What is the skis co-effecient of kinetic friction with the ice?

1. Feb 5, 2013

Bostonpancake0

Sam, whose mass is 75kg takes off down a 50m high, 10° slope on his jet powered skis. The skis have a thrust of 200N Sam's speed at the bottom of the slope is 40m/s. What is the skis co-effecient of kinetic friction with the ice?

2. Relevant equations

Thought originally to use conservation of energy at top and bottom, then calculate energy loss, then find distance of slope using trigonometry thus allowing me to use w=fxd to find the frictional force acting on skis, then use Fk=μxmass, to co-effecient of kinetic friction, but soon noticed he gained energy down the slope due to his thrust! stuck??

2. Feb 5, 2013

Simon Bridge

The thrust does work on Sam doesn't it?
So you could use conservation of energy or kinematics for this.

3. Feb 5, 2013

tms

Draw a diagram. Show the forces on the skier. Then write down the kinematics equations.

4. Feb 5, 2013

Bostonpancake0

Yes, the thurst does work, and I'm still not getting the correct answer, could someone please show me working??

5. Feb 5, 2013

tms

Show your work so people can see where you are going wrong.

6. Feb 5, 2013

Bostonpancake0

This is my working

File size:
34.2 KB
Views:
300
7. Feb 5, 2013

Simon Bridge

in equation (1) - how do you work out the friction force?

Last edited: Feb 5, 2013
8. Feb 5, 2013

haruspex

You've multiplied the coefficient of friction by Sam's weight.

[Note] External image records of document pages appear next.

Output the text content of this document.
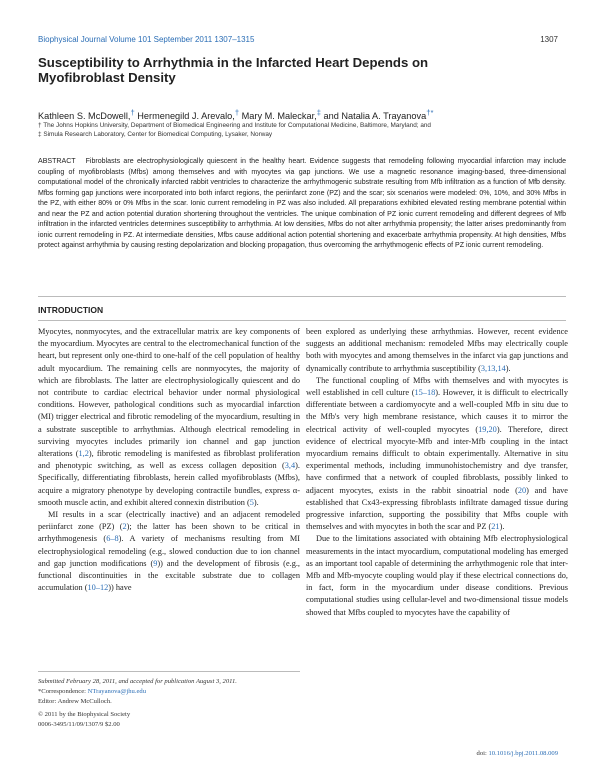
Biophysical Journal Volume 101 September 2011 1307–1315	1307
Susceptibility to Arrhythmia in the Infarcted Heart Depends on Myofibroblast Density
Kathleen S. McDowell,† Hermenegild J. Arevalo,† Mary M. Maleckar,‡ and Natalia A. Trayanova†*
† The Johns Hopkins University, Department of Biomedical Engineering and Institute for Computational Medicine, Baltimore, Maryland; and
‡ Simula Research Laboratory, Center for Biomedical Computing, Lysaker, Norway

ABSTRACT Fibroblasts are electrophysiologically quiescent in the healthy heart. Evidence suggests that remodeling following myocardial infarction may include coupling of myofibroblasts (Mfbs) among themselves and with myocytes via gap junctions. We use a magnetic resonance imaging-based, three-dimensional computational model of the chronically infarcted rabbit ventricles to characterize the arrhythmogenic substrate resulting from Mfb infiltration as a function of Mfb density. Mfbs forming gap junctions were incorporated into both infarct regions, the periinfarct zone (PZ) and the scar; six scenarios were modeled: 0%, 10%, and 30% Mfbs in the PZ, with either 80% or 0% Mfbs in the scar. Ionic current remodeling in PZ was also included. All preparations exhibited elevated resting membrane potential within and near the PZ and action potential duration shortening throughout the ventricles. The unique combination of PZ ionic current remodeling and different degrees of Mfb infiltration in the infarcted ventricles determines susceptibility to arrhythmia. At low densities, Mfbs do not alter arrhythmia propensity; the latter arises predominantly from ionic current remodeling in PZ. At intermediate densities, Mfbs cause additional action potential shortening and exacerbate arrhythmia propensity. At high densities, Mfbs protect against arrhythmia by causing resting depolarization and blocking propagation, thus overcoming the arrhythmogenic effects of PZ ionic current remodeling.

INTRODUCTION

Myocytes, nonmyocytes, and the extracellular matrix are key components of the myocardium. Myocytes are central to the electromechanical function of the heart, but represent only one-third to one-half of the cell population of healthy adult myocardium. The remaining cells are nonmyocytes, the majority of which are fibroblasts. The latter are electrophysiologically quiescent and do not contribute to cardiac electrical behavior under normal physiological conditions. However, pathological conditions such as myocardial infarction (MI) trigger electrical and fibrotic remodeling of the myocardium, resulting in a substrate susceptible to arrhythmias. Although electrical remodeling in surviving myocytes includes primarily ion channel and gap junction alterations (1,2), fibrotic remodeling is manifested as fibroblast proliferation and phenotypic switching, as well as excess collagen deposition (3,4). Specifically, differentiating fibroblasts, herein called myofibroblasts (Mfbs), acquire a migratory phenotype by developing contractile bundles, express α-smooth muscle actin, and exhibit altered connexin distribution (5).

MI results in a scar (electrically inactive) and an adjacent remodeled periinfarct zone (PZ) (2); the latter has been shown to be critical in arrhythmogenesis (6–8). A variety of mechanisms resulting from MI electrophysiological remodeling (e.g., slowed conduction due to ion channel and gap junction modifications (9)) and the development of fibrosis (e.g., functional discontinuities in the excitable substrate due to collagen accumulation (10–12)) have

been explored as underlying these arrhythmias. However, recent evidence suggests an additional mechanism: remodeled Mfbs may electrically couple both with myocytes and among themselves in the infarct via gap junctions and dynamically contribute to arrhythmia susceptibility (3,13,14).

The functional coupling of Mfbs with themselves and with myocytes is well established in cell culture (15–18). However, it is difficult to electrically differentiate between a cardiomyocyte and a well-coupled Mfb in situ due to the Mfb's very high membrane resistance, which causes it to mirror the electrical activity of well-coupled myocytes (19,20). Therefore, direct evidence of electrical myocyte-Mfb and inter-Mfb coupling in the intact myocardium remains difficult to obtain experimentally. Alternative in situ experimental methods, including immunohistochemistry and dye transfer, have confirmed that a network of coupled fibroblasts, possibly linked to adjacent myocytes, exists in the rabbit sinoatrial node (20) and have established that Cx43-expressing fibroblasts infiltrate damaged tissue during progressive infarction, supporting the possibility that Mfbs couple with themselves and with myocytes in both the scar and PZ (21).

Due to the limitations associated with obtaining Mfb electrophysiological measurements in the intact myocardium, computational modeling has emerged as an important tool capable of determining the arrhythmogenic role that inter-Mfb and Mfb-myocyte coupling would play if these electrical connections do, in fact, form in the myocardium under disease conditions. Previous computational studies using cellular-level and two-dimensional tissue models showed that Mfbs coupled to myocytes have the capability of

Submitted February 28, 2011, and accepted for publication August 3, 2011.
*Correspondence: NTrayanova@jhu.edu
Editor: Andrew McCulloch.
© 2011 by the Biophysical Society
0006-3495/11/09/1307/9 $2.00
doi: 10.1016/j.bpj.2011.08.009
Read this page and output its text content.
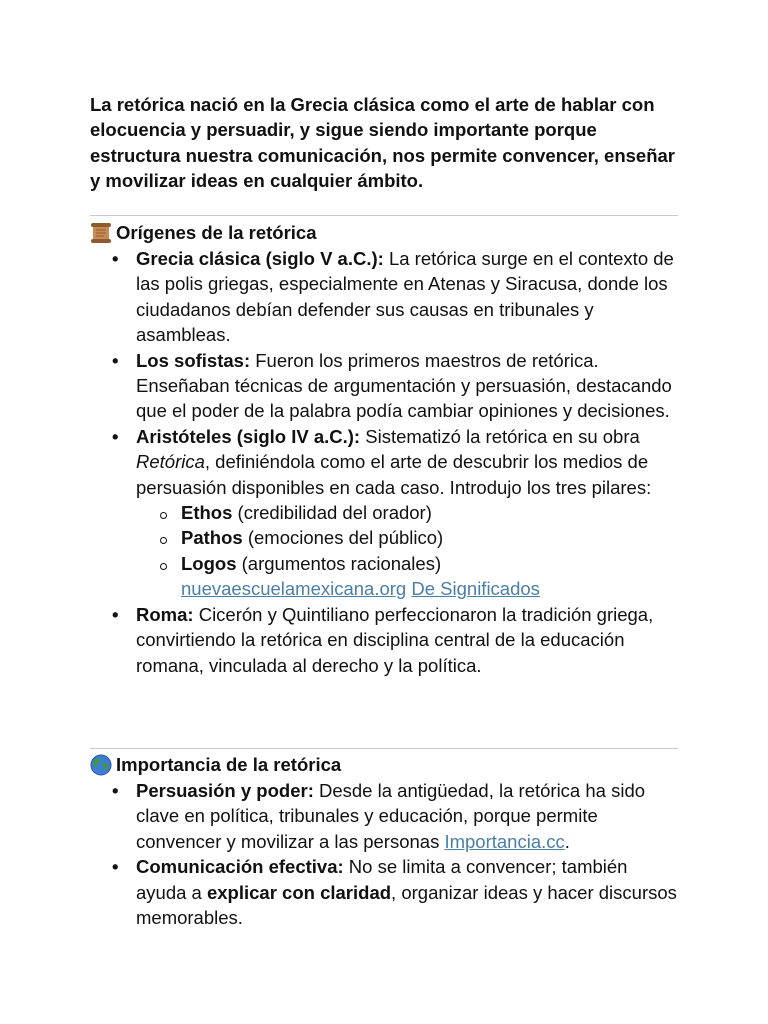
La retórica nació en la Grecia clásica como el arte de hablar con elocuencia y persuadir, y sigue siendo importante porque estructura nuestra comunicación, nos permite convencer, enseñar y movilizar ideas en cualquier ámbito.

Orígenes de la retórica
• Grecia clásica (siglo V a.C.): La retórica surge en el contexto de las polis griegas, especialmente en Atenas y Siracusa, donde los ciudadanos debían defender sus causas en tribunales y asambleas.
• Los sofistas: Fueron los primeros maestros de retórica. Enseñaban técnicas de argumentación y persuasión, destacando que el poder de la palabra podía cambiar opiniones y decisiones.
• Aristóteles (siglo IV a.C.): Sistematizó la retórica en su obra Retórica, definiéndola como el arte de descubrir los medios de persuasión disponibles en cada caso. Introdujo los tres pilares:
Ethos (credibilidad del orador)
Pathos (emociones del público)
Logos (argumentos racionales)
nuevaescuelamexicana.org De Significados
• Roma: Cicerón y Quintiliano perfeccionaron la tradición griega, convirtiendo la retórica en disciplina central de la educación romana, vinculada al derecho y la política.
Importancia de la retórica
• Persuasión y poder: Desde la antigüedad, la retórica ha sido clave en política, tribunales y educación, porque permite convencer y movilizar a las personas Importancia.cc.
• Comunicación efectiva: No se limita a convencer; también ayuda a explicar con claridad, organizar ideas y hacer discursos memorables.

Is the normal force equal to Sam's weight?

9. Feb 5, 2013

Bostonpancake0

sorry yes thats my bad equation 1 should have (co-effecient of kinetic friction)xsams normal force which is not his weight 75 but rather 735xcos(10°) which now gives a co-effecient of 0.165 which is correct thank you i would never have seen that haha

10. Feb 5, 2013

Simon Bridge

No worries - we can all get blind to odd little things sometimes.